Blog in 12 2016.
We had an event the other week where customer experience experts told us what they’d learnt about changing the language of their CX. (Yes, we know the jargon.) They were Jorge Mascarenhas from O2, Jess Poore from British Gas and Shelagh Martin from HSBC, since you ask.
If you weren’t there (and most people in the world weren’t), here are a few of their pearls of wisdom. Think of them like ‘Goals of the Month’ on Match of the Day.
1. To change your language externally, you need to change it internally. So don’t talk about ‘retention’; talk about ‘customers staying with us’. Get HR and internal comms bought in to really change the language of your culture.
2. Map out how your customers feel at different points in your journey. And tune your language to match. Split test your writing, and see when people want you to fall over yourself to be helpful – and when they just want the facts.

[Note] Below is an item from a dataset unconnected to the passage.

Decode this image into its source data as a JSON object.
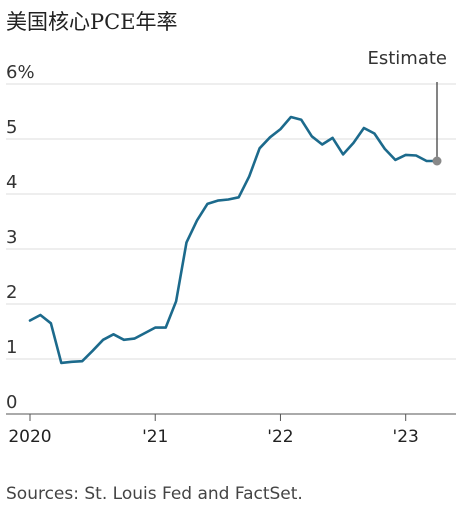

3. The last conversation you had with a brand shapes what you think of that brand, even if it’s on Twitter, or through a bill. And all of those moments add up to a good or bad experience.
4. The right language can win you fans in a crisis. When O2’s network went down, their customers actually got behind the O2 social media team because they handled so many grumpy customers in a genuine way, rather than just spitting out stock phrases.
5. To simplify your customer comms, you need to simplify the processes that sit behind them. That said, you can make even a complicated process feel easier by explaining it really clearly.
6. Language can help make your CX more efficient, or more empathetic, or more distinctive, or more consistent. Or all four. But be clear what you’re trying to achieve at the beginning.
7. Measure. Measure. Measure. Look at things like response rates and volumes of complaints to see the effect you’re having.